When developing a disaster recovery architecture and plan
for any enterprise application, two factors come into play: recovery time and
recovery point. Recovery time is the
amount of time it takes to restore the system to working order. Recovery point is the point in time for which
the data can be restored. These
requirements must be gathered prior to developing a disaster recovery plan (and
ideally, before developing the system infrastructure). For a single service application (i.e.
Relational Database), after the RT and RP values have been determined,
implementing them becomes a straightforward affair. However, for an application which is
comprised of several, interdependent services (i.e. Documentum Content Server),
each service must have a separate DR strategy, and the culmination of those
strategies must meet the application’s RT and RP values. Let us take a high level look at the services
that comprise a typical Documentum application and what their inter-service
dependencies are.
At the heart of any Documentum application is a relational
database. The DR strategy may be to use
some vendor provided clustered database, to have a second database that syncs
with the first, or to simply recover from a cold backup. The Recovery Point of the database must be
older (less current) than that of the content storage area to minimize the
likelihood of content objects missing their associated content files. This is a soft rule. If, for the application, the metadata is high
value and the content data is low value, this rule can be broken.
Next let us look at the Content Storage area. Again, the most common DR strategies are
clustering and replication. As we
mentioned earlier, the content storage area of a recovered system should be
more current than the RDBMS. This way,
all content bearing objects will have their content available. Note that when files are updated, they are
versioned, and the old files are not overwritten. When files are deleted, their associated
content is not, until a file clean job is run.
In order for an Index Server to perform its duty, it must
have a valid, up to date index. In DR
situations, this is not easy to grantee.
One method for dealing with DR for an Index Server is to simply restore
the Index Server but not the associated index.
This will require the Index Server to re-index the content (and FT
functionality will be limited during this time), but will alleviate concerns
over validity of the Index. Other
strategies include restoring both the IS and the Index. Realize that if the Index is more current
than the Content Server’s Restore Point, it may have invalid indices (documents
that do not exist in the content server).
If the Index is less current than the restored Content Server, documents
may have been marked as being indexed, but not actually be indexed. This can be mitigated by performing a
re-indexing on documents that may have been added or modified during the delta.

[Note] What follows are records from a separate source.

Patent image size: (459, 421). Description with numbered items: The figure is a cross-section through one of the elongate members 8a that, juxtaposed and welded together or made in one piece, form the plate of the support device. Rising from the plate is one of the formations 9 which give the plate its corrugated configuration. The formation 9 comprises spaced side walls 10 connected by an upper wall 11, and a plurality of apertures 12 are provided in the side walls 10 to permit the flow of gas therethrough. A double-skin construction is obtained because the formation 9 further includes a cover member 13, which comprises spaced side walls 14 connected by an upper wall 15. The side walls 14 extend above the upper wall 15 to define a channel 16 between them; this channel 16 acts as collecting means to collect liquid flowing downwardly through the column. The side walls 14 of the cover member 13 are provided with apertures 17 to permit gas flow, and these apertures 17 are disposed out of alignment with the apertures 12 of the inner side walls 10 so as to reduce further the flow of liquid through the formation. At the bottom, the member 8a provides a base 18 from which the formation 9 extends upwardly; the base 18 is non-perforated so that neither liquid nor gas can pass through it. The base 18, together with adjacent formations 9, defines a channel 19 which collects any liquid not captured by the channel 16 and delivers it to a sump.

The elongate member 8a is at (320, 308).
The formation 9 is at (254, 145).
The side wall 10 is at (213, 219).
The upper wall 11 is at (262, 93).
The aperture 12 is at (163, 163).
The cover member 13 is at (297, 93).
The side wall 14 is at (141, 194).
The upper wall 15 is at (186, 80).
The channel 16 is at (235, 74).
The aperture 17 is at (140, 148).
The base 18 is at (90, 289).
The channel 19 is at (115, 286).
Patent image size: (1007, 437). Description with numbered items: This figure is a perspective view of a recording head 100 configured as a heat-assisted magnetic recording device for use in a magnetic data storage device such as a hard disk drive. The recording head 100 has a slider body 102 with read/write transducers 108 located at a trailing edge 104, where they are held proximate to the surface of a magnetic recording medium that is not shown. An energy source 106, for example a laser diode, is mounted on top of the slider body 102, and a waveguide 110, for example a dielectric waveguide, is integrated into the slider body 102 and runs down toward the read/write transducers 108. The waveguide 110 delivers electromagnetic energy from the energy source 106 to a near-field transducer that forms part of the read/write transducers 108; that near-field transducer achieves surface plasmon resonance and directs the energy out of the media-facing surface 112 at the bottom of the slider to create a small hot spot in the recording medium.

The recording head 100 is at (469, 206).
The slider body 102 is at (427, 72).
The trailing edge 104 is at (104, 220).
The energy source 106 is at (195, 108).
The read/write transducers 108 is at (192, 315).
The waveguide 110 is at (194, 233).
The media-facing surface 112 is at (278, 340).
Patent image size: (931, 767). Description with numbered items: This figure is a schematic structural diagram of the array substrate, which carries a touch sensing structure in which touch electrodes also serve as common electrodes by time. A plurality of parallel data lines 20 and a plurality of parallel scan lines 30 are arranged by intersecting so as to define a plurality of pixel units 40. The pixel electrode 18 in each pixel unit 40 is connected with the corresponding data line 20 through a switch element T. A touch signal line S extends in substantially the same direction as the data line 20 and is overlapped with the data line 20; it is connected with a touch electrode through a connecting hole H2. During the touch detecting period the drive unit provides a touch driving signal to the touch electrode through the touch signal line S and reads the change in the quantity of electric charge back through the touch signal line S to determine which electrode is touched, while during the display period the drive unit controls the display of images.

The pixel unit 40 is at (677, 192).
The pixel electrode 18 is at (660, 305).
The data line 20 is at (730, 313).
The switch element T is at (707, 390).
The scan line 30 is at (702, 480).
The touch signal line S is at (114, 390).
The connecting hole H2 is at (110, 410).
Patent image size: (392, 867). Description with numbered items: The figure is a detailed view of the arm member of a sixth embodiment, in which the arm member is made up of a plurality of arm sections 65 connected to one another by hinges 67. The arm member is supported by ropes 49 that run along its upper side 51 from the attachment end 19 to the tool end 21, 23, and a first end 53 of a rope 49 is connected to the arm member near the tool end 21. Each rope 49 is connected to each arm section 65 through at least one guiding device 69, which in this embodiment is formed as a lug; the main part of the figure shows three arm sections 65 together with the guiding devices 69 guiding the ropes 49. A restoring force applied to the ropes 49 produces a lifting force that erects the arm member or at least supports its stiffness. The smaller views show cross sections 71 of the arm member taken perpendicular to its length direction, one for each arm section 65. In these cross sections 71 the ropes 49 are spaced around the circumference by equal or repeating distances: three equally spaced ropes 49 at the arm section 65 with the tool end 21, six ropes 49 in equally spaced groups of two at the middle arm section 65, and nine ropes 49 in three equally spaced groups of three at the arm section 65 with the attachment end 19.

Thankfully, Content Server and Application Servers are
relatively stateless, and therefore can be restored to any point that has all
of the custom code and configurations that coincide with the RP of the CS. Simply starting the apps should suffice to
restore the system to working order.
This post highlights the complexity of
Documentum DR; the devil always lies in the details. Do not try to implement DR without verifying
the infrastructure architecture, installation and configuration procedures, and
redundant hardware in other environments